Danny watched, eyes wide, as he noticed that when she’d opened her mouth again to speak, she wasn’t missing any teeth. In fact, the tooth that she’d taken out—one of her incisors—was noticeably not missing. Yet she was still holding a tooth in her hand, though as Danny’s gaze switched to the tooth in her hand, he watched it turn from pearly white to a glossy green, like an emerald.

 

She handed it to him. “Here, take this.”

 

He leaned away. “Why in the hell would I take that?”

 

She rolled her eyes. “Because right now it’s the thing that's gonna help you get your friends and family back.”

 

His eyes dilated in interest, followed by a narrowing of the eyebrows. “How could a tooth do that?”

 

“Look, in order to get your friends and family back to where they’re supposed to be, we first gotta make sure that we don’t step into another script path. We’re in open territory right now. If we step onto another script path at this point, I can almost guarantee that I won’t be able to save your loved ones without destroying the very ground beneath your feet. Now, if you want my help, you have to follow my instructions, got it?”

 

He nodded, taking the crystal hesitantly from her.

 

“Good. Now, while I’m off trying to figure out where exactly things went wrong, your job is going to be staying off script.”

 

Danny frowned. “Yeah sure, Sherlock, no problem. Just hand me my cane and I’ll get going.”

 

She sighed. “As far as I’m aware, there are two major scripts that deviate from this point, so here’s what you’re gonna do. Stay in your ghost form. Avoid relying on your human form as much as possible. That crystal should help you maintain your ghost form even if you’re tired or sleeping, so don’t lose it.

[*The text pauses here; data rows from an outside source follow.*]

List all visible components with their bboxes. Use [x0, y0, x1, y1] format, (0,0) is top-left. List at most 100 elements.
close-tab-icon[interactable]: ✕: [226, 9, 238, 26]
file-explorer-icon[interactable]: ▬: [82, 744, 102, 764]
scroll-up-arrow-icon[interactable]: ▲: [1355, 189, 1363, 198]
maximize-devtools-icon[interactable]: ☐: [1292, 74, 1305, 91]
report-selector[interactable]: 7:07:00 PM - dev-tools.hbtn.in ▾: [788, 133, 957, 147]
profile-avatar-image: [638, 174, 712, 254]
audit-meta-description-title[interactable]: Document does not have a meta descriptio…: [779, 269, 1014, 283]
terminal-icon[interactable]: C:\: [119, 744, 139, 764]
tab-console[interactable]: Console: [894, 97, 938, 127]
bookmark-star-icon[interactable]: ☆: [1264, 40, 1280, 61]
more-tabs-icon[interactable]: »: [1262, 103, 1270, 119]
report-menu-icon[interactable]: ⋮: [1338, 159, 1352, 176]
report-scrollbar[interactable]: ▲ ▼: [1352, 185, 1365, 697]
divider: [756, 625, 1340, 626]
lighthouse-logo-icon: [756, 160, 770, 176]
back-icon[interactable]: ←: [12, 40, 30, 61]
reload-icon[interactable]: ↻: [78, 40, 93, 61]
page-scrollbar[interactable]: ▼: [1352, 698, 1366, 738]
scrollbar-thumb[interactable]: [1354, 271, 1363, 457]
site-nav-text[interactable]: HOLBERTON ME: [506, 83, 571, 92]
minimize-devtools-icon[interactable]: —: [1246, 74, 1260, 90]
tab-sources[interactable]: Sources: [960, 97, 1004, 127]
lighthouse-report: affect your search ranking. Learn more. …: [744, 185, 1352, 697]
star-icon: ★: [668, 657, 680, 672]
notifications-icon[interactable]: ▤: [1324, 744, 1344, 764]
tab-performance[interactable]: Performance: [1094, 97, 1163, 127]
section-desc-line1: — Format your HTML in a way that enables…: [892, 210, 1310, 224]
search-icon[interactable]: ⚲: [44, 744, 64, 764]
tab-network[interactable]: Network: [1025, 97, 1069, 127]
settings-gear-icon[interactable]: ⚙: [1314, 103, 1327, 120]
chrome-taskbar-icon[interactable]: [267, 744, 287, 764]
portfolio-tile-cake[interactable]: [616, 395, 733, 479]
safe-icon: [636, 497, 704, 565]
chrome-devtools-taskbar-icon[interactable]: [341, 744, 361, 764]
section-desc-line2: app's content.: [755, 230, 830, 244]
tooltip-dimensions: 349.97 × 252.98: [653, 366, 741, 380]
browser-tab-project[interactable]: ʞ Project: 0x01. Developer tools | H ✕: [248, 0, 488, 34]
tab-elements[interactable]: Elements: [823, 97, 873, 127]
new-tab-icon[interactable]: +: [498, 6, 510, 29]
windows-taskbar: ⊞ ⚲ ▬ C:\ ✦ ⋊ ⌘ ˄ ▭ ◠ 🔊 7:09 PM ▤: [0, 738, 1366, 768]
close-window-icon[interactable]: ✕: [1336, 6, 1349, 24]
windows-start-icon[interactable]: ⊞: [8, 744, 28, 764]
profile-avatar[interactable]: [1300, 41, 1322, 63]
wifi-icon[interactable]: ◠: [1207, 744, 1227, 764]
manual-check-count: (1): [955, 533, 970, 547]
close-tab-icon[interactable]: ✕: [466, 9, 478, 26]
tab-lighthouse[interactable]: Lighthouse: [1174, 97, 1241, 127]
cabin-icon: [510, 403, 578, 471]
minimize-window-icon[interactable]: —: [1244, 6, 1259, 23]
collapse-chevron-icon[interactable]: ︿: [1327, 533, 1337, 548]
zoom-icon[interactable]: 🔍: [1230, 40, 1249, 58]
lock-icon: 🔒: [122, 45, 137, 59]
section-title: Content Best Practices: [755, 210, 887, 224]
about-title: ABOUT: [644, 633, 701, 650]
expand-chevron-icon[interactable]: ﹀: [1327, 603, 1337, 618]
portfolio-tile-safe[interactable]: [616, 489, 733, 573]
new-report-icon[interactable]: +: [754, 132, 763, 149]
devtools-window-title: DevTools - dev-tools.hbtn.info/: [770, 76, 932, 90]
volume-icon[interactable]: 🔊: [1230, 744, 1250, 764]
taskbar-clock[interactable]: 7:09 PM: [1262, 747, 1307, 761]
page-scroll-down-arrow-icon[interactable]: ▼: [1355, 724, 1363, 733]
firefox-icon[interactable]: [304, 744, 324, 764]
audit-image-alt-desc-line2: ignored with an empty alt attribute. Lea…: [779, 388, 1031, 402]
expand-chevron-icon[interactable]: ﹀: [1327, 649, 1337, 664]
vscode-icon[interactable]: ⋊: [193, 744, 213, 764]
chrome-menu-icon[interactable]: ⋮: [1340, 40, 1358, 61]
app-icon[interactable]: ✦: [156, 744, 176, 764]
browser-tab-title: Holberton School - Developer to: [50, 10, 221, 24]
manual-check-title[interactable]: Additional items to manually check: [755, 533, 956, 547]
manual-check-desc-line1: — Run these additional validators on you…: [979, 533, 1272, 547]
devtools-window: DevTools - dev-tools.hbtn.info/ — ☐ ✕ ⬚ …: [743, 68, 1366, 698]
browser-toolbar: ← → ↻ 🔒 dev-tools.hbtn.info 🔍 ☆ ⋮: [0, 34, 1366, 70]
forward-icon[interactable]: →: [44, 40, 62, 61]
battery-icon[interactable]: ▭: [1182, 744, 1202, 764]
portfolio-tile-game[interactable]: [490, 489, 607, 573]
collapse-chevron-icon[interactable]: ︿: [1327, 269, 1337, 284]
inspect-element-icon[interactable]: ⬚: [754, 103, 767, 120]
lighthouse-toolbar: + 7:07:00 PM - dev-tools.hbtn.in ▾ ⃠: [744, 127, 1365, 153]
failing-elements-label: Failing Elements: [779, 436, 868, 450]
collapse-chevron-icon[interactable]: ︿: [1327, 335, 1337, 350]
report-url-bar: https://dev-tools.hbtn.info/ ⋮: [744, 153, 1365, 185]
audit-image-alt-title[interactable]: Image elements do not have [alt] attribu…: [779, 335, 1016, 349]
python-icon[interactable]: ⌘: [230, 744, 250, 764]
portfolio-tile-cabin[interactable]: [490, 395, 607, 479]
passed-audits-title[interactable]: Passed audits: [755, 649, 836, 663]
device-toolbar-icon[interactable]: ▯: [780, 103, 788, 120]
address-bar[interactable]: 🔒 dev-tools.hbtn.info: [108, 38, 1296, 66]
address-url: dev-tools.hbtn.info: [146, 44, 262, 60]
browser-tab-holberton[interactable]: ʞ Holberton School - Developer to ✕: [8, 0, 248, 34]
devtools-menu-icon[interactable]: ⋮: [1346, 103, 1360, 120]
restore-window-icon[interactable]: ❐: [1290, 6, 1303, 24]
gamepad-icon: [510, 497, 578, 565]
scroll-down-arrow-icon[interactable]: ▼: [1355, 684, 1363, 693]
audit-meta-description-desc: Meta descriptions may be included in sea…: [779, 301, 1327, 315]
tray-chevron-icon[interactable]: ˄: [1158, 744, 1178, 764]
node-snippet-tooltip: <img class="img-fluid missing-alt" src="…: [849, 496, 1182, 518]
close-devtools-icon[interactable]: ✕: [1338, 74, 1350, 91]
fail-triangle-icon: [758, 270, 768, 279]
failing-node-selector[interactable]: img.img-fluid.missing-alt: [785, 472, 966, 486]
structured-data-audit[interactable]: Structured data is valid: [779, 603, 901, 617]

Oh, and don’t swallow it. I had someone try that one time, and I had to blast a hole through him to get it back. Follow so far?”

 

“Stay ghost, keep crystal, don’t swallow.”

 

“Alright. Now for your second major thing: stay out of the ghost zone. Going down that road will lead to worse results than Dan, at least much more painful, traumatic, agonizing ones before anything might get a shred better. If the ghosts come here looking for you for whatever reason, use your parents' technology to get away. The more energy you use up fighting those ghosts hand to hand, the less time you’ll be able to stay ghost. You’re only half -dead after all.”

 

Danny examined the crystal in his hand. Even though moments ago he’d seen the woman yank it out of her mouth as a tooth, it looked more like a crystal claw from a decorative animal. He couldn’t decide if it looked more like that jade statue in that one Chinese restaurant they had in town or if it looked more like the emerald eye of that stone cat in Sam’s bedroom.

 

“Is that it?” he asked in disbelief. “If there’s a way to help everyone, I want to do everything I can. Trying to live without them doesn’t feel like it’s helping them.”

 

“Because it’s not,” the woman deadpanned. “It’s stalling until I can figure out what happened. If you don’t do what I asked, then you’ll be dragged down the path of a script where your parents and friends die, and if that happens, I won’t be able to get them back.”

 

“Fine. How long do I have to ‘stall’ then?”

 

She paused for a moment before speaking again. “Go for a month. If I don’t find you within a month, go to Jump City and look for a girl named Rachel. Either she’ll be able to find me or she might be able to help you where I failed. But don’t go there until a month has passed, you got that?”

 

Danny nodded.

 

The woman stood up and looked beside her. She held her hand up in front of her gaze and snapped her fingers. Ecto-green clouds swirled into a spiral before her, creating a portal just tall enough for her to walk through.

 

“Alright,” she said to herself, stretching her limbs out. “Time to find this Clockwork and show him what real time magic looks like.”